Les autorités françaises ont déployé depuis avril des centaines de policiers et gendarmes à Mayotte pour mener une série d'interventions des services sécuritaires et sociaux regroupées sous le nom de "Wuambushu" ("reprise" en mahorais).

Cette opération, qui vise à réduire l'habitat insalubre, lutter contre la délinquance et expulser les migrants en situation irrégulière, pour la plupart venus de l'archipel des Comores voisines, était quasiment au point mort depuis son lancement il y a près d'un mois.

Prévue initialement le 25 avril, la démolition de Talus 2 avait été suspendue par le tribunal administratif de Mayotte à Mamoudzou, avant que deux nouvelles décisions de justice ne donnent raison à l'État, la dernière datant de mercredi.

Tôt lundi matin, des gendarmes équipés de pieds de biche et de masses sont entrés dans les habitations pour vérifier que personne ne s'y trouvait, selon des journalistes de l'AFP.
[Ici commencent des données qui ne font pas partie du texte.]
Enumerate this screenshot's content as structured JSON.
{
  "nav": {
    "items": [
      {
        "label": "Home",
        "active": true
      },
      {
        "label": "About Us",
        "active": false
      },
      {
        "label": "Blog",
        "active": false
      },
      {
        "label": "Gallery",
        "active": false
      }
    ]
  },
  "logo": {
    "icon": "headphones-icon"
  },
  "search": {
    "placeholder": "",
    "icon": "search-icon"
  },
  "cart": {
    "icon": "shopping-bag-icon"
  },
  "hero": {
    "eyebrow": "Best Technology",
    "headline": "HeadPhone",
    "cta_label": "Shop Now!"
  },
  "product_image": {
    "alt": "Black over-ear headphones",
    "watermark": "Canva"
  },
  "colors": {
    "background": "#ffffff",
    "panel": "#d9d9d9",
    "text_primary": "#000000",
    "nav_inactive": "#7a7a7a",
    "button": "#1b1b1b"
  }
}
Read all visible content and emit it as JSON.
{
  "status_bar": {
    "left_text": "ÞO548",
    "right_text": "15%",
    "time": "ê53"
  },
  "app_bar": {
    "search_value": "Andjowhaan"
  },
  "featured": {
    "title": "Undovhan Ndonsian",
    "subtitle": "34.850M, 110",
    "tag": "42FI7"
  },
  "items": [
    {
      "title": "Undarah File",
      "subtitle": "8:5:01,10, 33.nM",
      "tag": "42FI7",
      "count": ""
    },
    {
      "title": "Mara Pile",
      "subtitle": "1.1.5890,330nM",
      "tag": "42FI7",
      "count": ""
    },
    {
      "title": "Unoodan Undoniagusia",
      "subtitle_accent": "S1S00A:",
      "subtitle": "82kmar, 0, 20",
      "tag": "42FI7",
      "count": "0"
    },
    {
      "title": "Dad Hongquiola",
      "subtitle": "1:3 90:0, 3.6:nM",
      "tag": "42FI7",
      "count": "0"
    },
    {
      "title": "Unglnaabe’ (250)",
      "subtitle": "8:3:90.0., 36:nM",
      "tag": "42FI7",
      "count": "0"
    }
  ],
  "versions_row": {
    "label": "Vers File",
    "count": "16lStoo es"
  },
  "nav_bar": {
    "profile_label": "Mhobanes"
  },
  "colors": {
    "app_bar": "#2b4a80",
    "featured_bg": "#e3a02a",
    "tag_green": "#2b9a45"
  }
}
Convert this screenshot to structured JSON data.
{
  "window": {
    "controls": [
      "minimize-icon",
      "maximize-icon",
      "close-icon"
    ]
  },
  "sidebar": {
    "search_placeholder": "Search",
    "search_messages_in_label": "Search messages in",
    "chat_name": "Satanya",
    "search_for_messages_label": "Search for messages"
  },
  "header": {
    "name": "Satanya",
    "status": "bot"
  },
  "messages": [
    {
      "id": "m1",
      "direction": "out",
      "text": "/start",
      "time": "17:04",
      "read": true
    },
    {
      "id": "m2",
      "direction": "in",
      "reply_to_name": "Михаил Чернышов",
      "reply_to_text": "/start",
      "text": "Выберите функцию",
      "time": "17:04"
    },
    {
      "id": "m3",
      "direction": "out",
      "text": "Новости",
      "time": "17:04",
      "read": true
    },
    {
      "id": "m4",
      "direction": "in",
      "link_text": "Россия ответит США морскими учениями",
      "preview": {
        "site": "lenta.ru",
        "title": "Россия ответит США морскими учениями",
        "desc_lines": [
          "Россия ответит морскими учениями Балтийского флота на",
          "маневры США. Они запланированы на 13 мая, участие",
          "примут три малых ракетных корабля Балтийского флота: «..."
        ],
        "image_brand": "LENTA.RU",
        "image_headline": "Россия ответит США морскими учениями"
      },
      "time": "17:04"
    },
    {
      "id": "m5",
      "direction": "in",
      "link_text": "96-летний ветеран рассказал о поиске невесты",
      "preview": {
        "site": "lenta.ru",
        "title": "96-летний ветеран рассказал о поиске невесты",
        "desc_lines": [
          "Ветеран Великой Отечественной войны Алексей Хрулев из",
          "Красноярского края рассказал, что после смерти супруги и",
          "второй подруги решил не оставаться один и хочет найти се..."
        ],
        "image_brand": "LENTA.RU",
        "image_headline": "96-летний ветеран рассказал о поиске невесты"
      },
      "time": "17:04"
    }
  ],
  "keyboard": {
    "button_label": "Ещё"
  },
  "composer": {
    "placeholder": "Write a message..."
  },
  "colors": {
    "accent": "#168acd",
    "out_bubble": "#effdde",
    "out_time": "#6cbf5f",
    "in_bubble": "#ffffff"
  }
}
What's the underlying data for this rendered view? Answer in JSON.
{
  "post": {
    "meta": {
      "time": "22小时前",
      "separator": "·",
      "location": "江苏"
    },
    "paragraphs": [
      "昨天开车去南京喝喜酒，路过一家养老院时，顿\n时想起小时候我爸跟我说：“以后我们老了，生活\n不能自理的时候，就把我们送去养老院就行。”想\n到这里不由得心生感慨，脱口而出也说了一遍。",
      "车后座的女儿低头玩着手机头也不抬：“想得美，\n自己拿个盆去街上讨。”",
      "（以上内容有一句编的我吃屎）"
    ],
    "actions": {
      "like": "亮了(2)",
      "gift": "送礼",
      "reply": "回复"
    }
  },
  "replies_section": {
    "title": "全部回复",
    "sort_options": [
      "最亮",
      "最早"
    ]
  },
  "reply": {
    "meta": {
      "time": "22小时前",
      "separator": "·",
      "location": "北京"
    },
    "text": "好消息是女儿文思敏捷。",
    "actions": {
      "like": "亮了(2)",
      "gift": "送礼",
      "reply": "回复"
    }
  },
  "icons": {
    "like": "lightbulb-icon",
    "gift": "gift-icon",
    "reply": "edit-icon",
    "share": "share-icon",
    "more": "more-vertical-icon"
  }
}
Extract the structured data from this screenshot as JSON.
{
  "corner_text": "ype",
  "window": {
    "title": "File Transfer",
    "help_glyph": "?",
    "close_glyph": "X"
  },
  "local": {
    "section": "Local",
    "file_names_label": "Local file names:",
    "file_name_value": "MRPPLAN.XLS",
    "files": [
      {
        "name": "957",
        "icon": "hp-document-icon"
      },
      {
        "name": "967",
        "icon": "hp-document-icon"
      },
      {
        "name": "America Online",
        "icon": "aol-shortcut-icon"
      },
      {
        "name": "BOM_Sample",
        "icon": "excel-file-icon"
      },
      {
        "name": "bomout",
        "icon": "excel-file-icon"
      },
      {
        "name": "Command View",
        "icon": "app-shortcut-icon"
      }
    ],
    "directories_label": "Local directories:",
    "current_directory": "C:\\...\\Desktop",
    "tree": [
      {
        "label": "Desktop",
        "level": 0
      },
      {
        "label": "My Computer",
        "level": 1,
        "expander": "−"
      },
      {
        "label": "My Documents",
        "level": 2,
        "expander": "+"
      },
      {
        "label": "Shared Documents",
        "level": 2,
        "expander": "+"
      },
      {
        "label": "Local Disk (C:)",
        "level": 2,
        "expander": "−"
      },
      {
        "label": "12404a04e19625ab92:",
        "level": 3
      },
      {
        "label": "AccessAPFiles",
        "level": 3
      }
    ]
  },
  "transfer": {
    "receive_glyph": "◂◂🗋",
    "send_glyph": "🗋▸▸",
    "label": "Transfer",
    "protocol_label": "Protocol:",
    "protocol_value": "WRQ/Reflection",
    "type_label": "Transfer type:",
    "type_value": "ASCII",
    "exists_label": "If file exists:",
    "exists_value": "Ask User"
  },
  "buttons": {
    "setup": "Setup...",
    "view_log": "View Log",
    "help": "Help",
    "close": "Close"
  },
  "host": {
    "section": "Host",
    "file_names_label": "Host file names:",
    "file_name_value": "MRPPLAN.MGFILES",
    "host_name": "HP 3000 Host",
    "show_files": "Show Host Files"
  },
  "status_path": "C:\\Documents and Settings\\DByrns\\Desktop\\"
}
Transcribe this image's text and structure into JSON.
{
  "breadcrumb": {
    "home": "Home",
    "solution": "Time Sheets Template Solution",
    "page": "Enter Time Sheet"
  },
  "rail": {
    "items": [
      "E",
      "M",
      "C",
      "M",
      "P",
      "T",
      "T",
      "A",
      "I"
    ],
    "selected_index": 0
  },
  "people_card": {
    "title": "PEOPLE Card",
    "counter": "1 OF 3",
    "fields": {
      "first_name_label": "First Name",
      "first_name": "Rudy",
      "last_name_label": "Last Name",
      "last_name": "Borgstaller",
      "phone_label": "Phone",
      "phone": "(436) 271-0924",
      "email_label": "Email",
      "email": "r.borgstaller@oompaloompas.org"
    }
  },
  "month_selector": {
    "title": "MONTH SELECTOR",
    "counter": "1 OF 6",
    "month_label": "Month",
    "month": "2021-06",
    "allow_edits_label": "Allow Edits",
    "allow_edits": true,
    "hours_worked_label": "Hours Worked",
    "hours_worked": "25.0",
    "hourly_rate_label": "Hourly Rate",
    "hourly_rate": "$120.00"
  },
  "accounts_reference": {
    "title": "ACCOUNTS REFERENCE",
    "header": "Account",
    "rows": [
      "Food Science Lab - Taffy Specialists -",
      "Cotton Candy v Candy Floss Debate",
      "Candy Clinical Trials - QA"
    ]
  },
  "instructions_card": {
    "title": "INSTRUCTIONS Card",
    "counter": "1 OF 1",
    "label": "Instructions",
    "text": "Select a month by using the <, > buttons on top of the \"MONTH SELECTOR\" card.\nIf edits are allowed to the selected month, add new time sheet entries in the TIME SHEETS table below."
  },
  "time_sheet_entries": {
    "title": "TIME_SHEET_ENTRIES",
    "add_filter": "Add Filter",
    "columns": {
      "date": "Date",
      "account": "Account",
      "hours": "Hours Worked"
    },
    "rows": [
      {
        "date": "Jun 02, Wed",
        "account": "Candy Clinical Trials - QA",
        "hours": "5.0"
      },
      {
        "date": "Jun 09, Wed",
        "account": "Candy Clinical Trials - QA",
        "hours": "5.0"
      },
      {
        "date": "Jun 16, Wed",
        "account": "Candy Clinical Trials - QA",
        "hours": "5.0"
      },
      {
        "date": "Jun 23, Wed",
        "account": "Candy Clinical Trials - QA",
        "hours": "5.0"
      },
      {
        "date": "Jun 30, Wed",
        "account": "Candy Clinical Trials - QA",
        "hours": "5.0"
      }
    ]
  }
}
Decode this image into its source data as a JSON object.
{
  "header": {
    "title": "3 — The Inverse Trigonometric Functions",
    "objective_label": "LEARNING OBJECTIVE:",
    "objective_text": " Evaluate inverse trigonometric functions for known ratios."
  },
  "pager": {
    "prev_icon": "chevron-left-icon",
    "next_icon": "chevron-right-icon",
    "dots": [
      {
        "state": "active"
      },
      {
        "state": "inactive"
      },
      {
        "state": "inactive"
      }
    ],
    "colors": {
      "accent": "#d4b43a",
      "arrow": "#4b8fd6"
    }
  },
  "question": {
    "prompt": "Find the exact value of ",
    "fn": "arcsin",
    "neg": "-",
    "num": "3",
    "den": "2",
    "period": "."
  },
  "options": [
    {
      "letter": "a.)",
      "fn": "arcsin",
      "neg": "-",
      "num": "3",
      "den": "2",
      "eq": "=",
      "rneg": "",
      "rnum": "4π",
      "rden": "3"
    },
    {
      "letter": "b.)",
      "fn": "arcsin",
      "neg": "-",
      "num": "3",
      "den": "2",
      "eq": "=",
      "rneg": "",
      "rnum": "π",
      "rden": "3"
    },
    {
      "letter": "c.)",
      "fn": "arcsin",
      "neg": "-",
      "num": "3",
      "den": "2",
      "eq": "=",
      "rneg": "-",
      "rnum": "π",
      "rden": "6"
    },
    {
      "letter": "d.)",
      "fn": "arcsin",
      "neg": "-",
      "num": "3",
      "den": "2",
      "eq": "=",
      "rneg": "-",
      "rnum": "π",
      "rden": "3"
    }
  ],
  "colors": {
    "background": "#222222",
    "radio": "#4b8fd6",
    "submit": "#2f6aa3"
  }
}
Puis les pelleteuses ont commencé à détruire le bidonville, fracassant les murs en dur et écrasant la tôle dans un bruit métallique sourd.

Derrière les portes, personne : les derniers habitants ont quitté Talus 2 à l'aube.

"Pour l'instant, je n'ai pas de logement,
je dors dans mon restaurant, avec ma famille.
Fatima Youssouf
Résidente de Talus 2

Fatima Youssouf, l'une des doyennes du quartier, a attendu le dernier moment pour quitter sa maison en dur, dans laquelle elle a "investi toutes ses économies". Dans la précipitation, elle n'a pas pu enlever toutes ses affaires. "Pour l'instant, je n'ai pas de logement", confie la femme de 55 ans. "Je dors dans mon restaurant, avec ma famille".

Zenabou Souffou, qui vit à Talus 2 depuis 25 ans, raconte à l'AFP avoir vu grandir ses sept enfants dans ce quartier. Elle est en larmes devant les engins de chantier qui détruisent les structures en bois des "bangas", les cases locales.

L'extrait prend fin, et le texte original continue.